The new addition is the ability to specify the Image Request Personality. I have also included that ability in the default personality. The default personality now contains the ability to ask the AI questions about the image. See this screenshot. As you can see, i asked the AI to start the camera, then asked it how many people did it see. Finally, i asked how many fingers i was holding up. I was indeed holding up 2 fingers.
DJ, thanks for the enhancements. It is working great. Chatgpt does a great job of recognizing what is in the images.
v24 has been updated to include images in the conversation history. A new option (disabled by default) is in the Image Personality tab. Read the manual above for more information.
v27 includes several enhancements to give the AI and your robot a new level of interactivity that we all dreamed of.
Capture Image In Conversation
The new checkbox can be enabled in the Conversation Personality tab to capture images for the conversation.
When this checkbox is enabled, the AI will capture the most recent image from the project's first camera device robot skill. That image will be appended to your text input and sent to the server. This means that for every conversation you have with the AI, it will now have an image of context. So you can interact with the robot to a whole new dimension. The robot now knows who it is talking to and where it is. It can see your expressions, the room it is in, etc.
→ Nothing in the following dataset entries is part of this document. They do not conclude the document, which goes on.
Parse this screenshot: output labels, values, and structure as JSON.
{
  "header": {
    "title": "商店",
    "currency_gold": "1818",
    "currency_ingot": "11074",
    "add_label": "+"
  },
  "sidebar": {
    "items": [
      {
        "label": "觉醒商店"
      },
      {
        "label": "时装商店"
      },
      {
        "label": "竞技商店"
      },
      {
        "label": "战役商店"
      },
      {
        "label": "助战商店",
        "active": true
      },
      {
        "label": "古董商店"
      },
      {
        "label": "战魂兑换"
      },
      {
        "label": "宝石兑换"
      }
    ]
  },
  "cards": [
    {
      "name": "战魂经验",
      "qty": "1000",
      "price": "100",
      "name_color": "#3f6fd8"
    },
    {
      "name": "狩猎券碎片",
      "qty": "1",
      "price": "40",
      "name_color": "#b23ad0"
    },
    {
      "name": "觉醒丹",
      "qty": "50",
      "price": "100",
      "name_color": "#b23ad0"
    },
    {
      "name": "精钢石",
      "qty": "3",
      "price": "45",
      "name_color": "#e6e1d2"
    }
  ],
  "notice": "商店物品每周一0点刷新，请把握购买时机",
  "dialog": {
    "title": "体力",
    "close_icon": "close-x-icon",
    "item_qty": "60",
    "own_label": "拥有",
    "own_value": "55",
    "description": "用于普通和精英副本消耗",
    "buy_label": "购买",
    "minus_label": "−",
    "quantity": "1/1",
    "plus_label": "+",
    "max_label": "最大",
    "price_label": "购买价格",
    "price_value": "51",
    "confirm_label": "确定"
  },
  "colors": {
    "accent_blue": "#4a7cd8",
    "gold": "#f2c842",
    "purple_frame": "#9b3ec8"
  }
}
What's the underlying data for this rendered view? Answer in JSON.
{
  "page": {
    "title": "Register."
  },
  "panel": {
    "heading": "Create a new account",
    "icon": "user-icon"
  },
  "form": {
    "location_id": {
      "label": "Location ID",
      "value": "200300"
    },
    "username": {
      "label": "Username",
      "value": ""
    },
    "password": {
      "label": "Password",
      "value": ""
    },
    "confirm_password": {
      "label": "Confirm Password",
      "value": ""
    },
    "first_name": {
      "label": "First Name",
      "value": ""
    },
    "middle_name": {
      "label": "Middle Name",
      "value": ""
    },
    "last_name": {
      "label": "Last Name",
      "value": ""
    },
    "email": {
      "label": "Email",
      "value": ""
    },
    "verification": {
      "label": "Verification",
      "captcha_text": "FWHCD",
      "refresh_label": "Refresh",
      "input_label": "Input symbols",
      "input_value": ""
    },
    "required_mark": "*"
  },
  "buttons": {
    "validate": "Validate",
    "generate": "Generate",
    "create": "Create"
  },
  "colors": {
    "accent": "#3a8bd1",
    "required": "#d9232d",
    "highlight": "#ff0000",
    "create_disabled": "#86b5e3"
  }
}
If you combine this feature with the internal scripting capability, your robot can now look around the room on its own. You can write a personality description or have the robot navigate using the imagery from the camera.
Image History
The image history tab will keep the number of images in the conversation to reduce bandwidth and memory usage.
Get Seconds Since Last Request
A new ControlCommand has been added to get the last number of seconds since the previous conversation request. This can be used in a loop script to keep track of how long it has been since you talked to the robot. If several seconds or minutes have passed, you can send a ControlCommand to the open AI robot skill and have it start a conversation, for example.
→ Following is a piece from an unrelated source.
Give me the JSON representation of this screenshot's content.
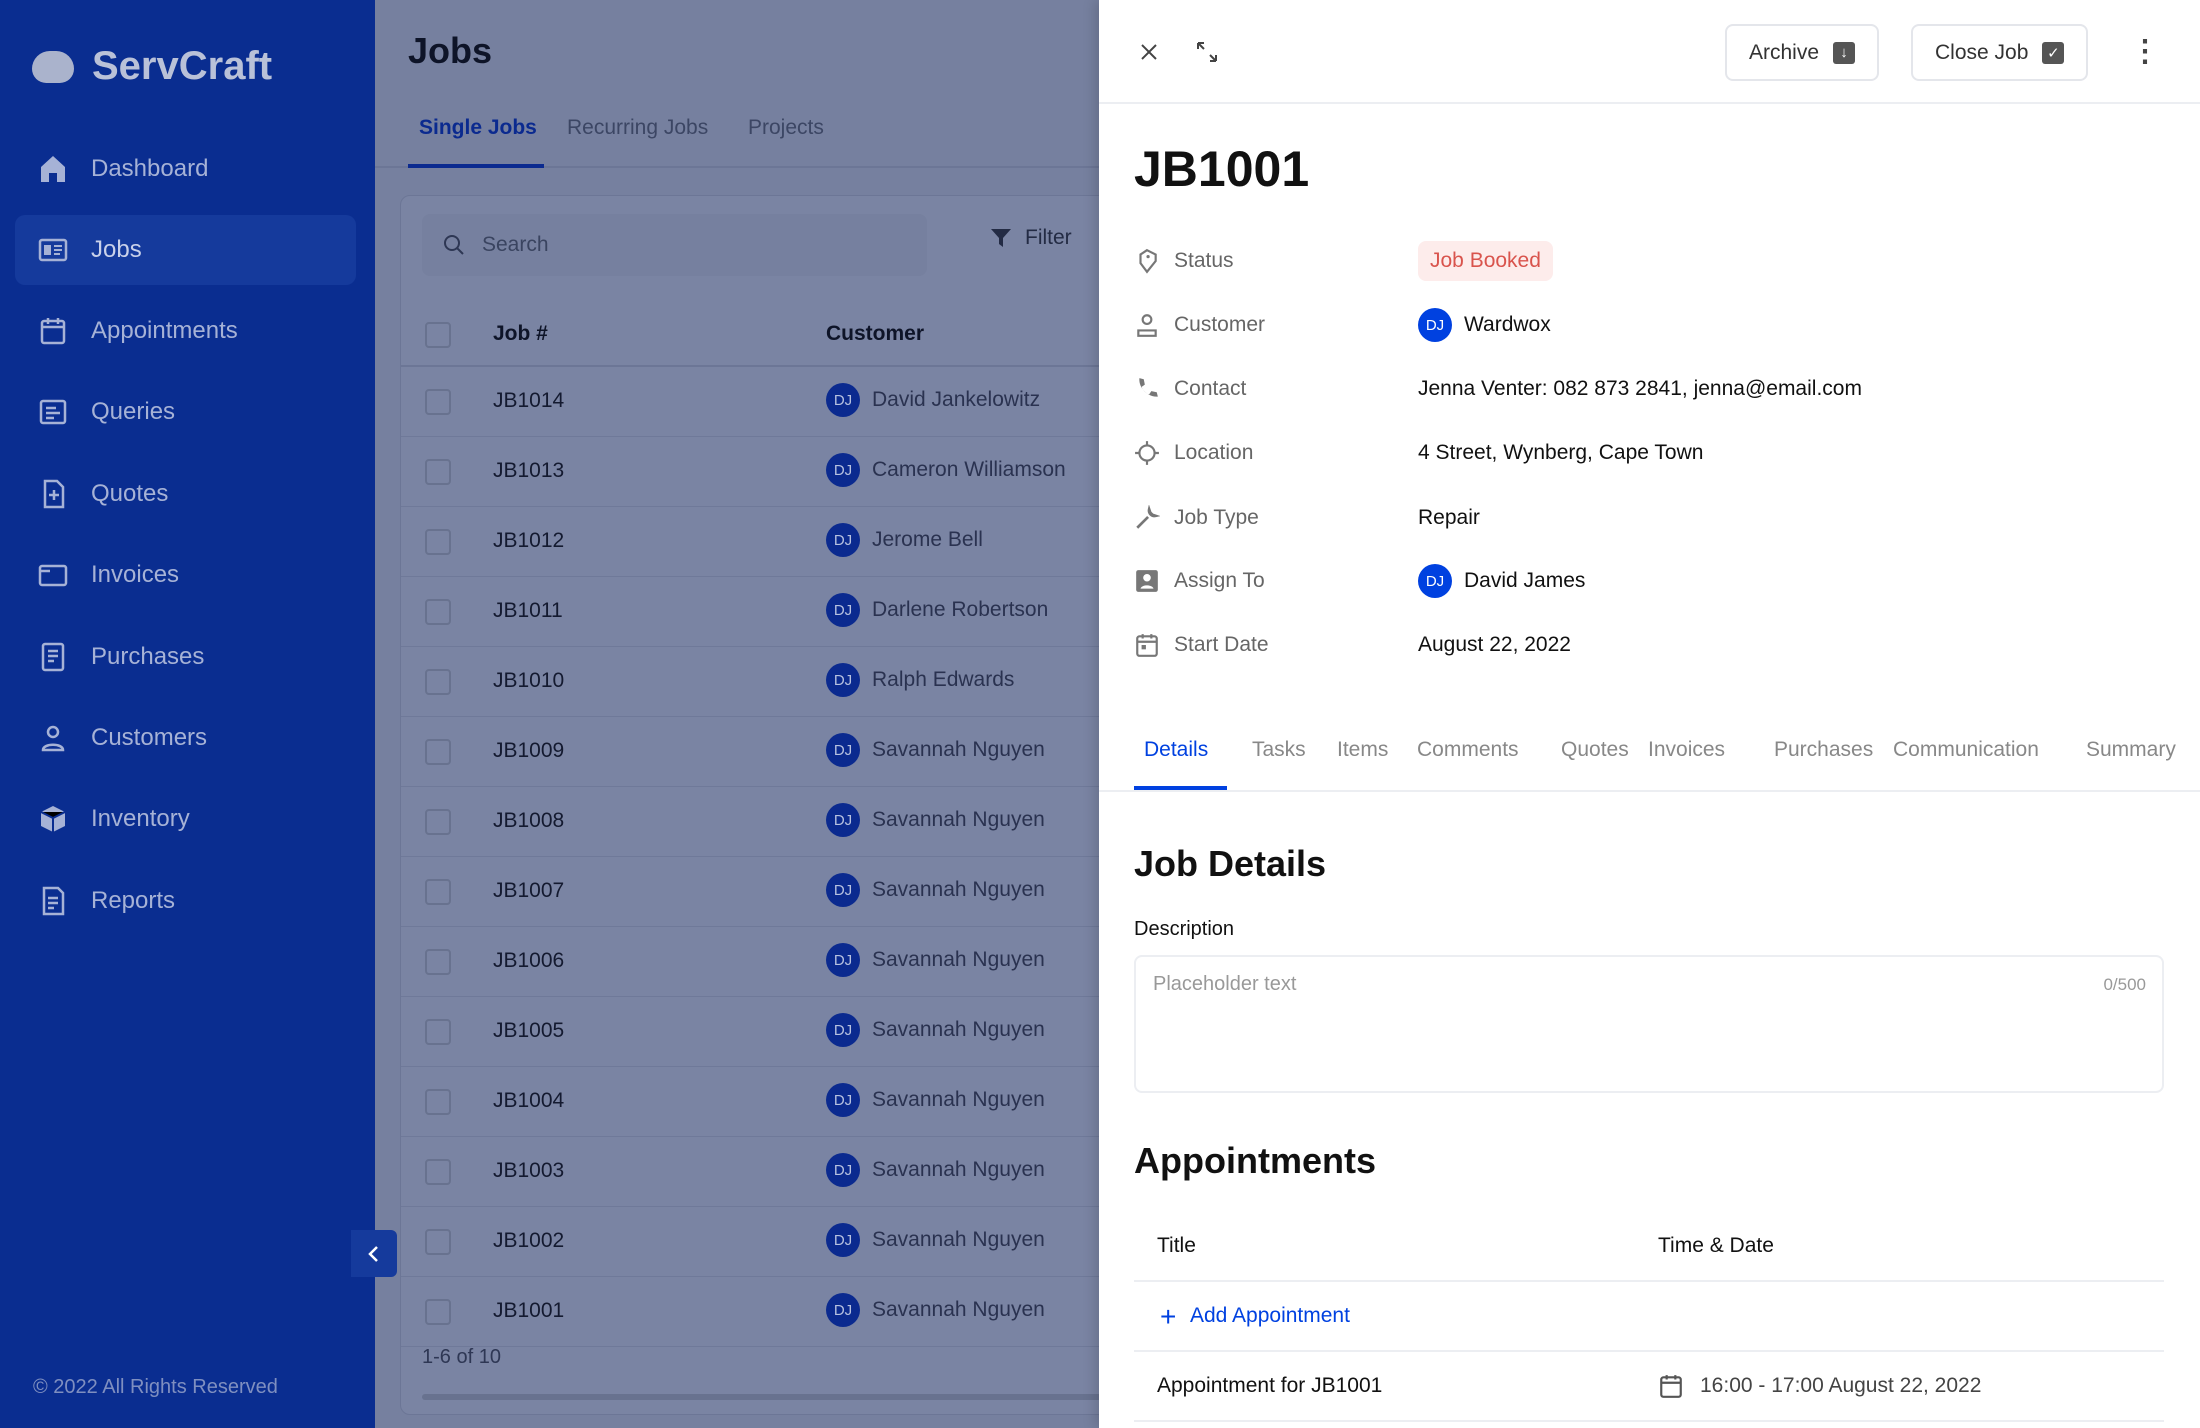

version 30 resolves an issue where disabling the camera sound checkbox in the config did no disable the camera sound.
v31 includes an update to the open AI libraries and a minor fix for two or more of the same open AI GPT robot skills that are added to a project. This would cause the script engine to remove itself.
v32 has removed the ability to store a history of images in the conversation. It has been identified that the images in a conversation history are not analyzed by the LLM and are therefore unnecessary.